Right. Well, another thing that I admire a lot about you is how much you import dancing into your performances. I mean, your body is a little bit more free than the other people that have instruments in their hands. So tell me why is dancing important for you and performances?

That's a really big question because I actually never trained as a dancer, but it's always been my dream. I used to be a trainer of Pilates and myofascial movements. So I love body science and I've always been really in tune with my body and I love movement. I think way before I'm a musician, I'm a dancer. I think that my soul is kind of made of that. I understand music through movements. I started moving because I was recording with my vocal coach and he started realizing that the more I moved, the more I could sing. There's some people that can just sit down and sing while I tend to not do that, I don't know if it's because I'm Italian or because I like to move or because I'm a dancer, but I think maybe a combination of all, it just opens up my vocal cords if I can express what I'm saying with my body.

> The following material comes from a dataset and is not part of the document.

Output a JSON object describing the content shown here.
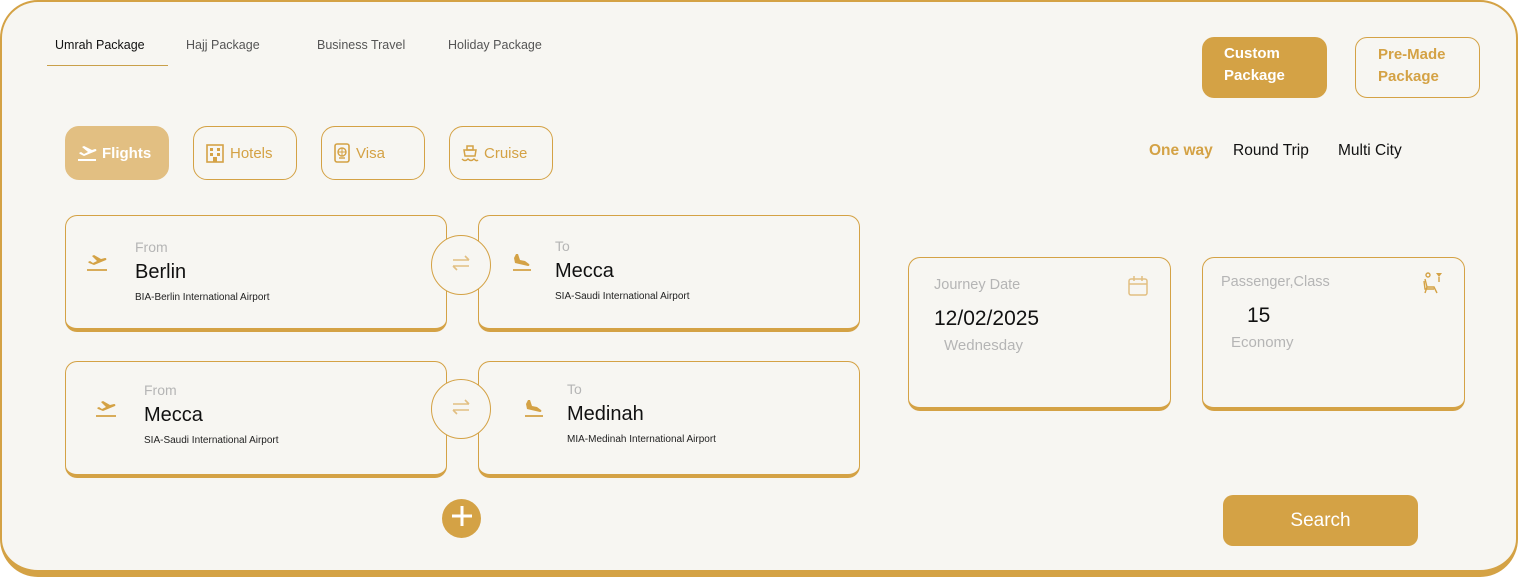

And then obviously there are these moments where I'm not doing much on stage. I used to be really composed within that period. I didn't get shy about not having much to do in those moments. But the music now is so powerful when I'm on stage. It's very hard to stay still. It creates this cohesive experience for everyone, I think, because I'm moving almost as a signifier of what's happening between the instruments. I think that has made the show a lot more interesting in a way, not because it's great, but just because I'm also so engaged.

Bar Italia

Okay, so that might answer your question to yourself before about why the music shifted. Maybe you wanted to do more of that?

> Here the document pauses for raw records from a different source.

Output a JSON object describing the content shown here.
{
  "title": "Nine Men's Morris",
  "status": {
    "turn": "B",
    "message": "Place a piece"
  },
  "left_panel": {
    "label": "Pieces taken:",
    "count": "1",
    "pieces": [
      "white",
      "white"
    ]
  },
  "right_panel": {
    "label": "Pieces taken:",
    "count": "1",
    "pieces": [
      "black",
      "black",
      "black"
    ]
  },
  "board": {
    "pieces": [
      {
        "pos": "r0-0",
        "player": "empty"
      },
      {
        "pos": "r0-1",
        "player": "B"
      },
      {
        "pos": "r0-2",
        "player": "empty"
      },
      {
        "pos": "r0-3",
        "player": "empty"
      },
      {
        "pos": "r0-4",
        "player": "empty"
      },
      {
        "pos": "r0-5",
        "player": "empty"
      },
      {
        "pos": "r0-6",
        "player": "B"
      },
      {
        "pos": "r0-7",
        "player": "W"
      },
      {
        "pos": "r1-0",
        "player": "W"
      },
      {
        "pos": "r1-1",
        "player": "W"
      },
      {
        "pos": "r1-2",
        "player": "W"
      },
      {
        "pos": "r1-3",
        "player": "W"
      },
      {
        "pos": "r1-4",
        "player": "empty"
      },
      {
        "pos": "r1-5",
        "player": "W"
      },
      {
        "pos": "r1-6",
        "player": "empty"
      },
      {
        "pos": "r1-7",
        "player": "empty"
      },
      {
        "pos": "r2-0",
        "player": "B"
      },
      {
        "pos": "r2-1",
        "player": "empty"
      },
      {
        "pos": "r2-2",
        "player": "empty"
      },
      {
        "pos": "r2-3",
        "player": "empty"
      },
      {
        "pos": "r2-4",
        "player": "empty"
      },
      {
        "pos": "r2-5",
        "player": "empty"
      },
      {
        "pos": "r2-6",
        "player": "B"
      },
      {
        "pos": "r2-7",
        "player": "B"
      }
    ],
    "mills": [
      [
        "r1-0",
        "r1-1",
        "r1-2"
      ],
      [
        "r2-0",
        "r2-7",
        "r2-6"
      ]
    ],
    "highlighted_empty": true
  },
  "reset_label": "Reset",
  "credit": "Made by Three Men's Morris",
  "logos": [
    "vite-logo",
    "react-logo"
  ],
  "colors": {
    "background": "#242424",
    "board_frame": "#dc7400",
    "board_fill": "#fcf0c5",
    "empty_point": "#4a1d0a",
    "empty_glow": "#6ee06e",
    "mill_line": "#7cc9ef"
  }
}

Yes, exactly as well. Yeah, exactly.

So are you excited to play now in Athens since I believe you haven't been here before for your own show?

So excited. It's also my birthday! Yeah. So it's going to be a special night. I love the Acropolis. I went last time I was there for a festival, I went up the Acropolis at night and it was just so magical. I spent quite a lot of time in Athens before, because I had an art exhibition ages ago and I really love that city, the culture and the food and the people. I'm really looking forward to it. And I know Sam and Jezmi as well.

Okay, happy birthday! And I think you are currently in the middle of a tour.

We are in the middle of the tour, but we've been not playing for like ten days. We are going to Istanbul and Athens and then Copenhagen and then we're going back and we have other ten days and then we go back on the road for a month. And then we have festivals in the summer and going back to America.

All right. So, well, Nina, as I see, we're approaching the end over here. So first of all, I wish you the best with the whole tour. Second of all, I will see you in approximately 10 days.

Oh, no, it is 10 days! You're right.

Yeah, it passes like you don't understand ever.

It's crazy.

It was really nice meeting you.

Come say hi!

Yeah, for sure.

All of us.. And hopefully you have fun!

Thanks. So just leave me with something, because I tend to close the interviews in that way. Anything that you believe the band wants to share with the readers and people coming to see you.

I think I want to say how excited we are to come to Greece, and to Athens specifically, because we often tour north of Europe and it's always nice when we’re going a little bit in slightly different territories and Greece is such a special place so we really look forward to be there!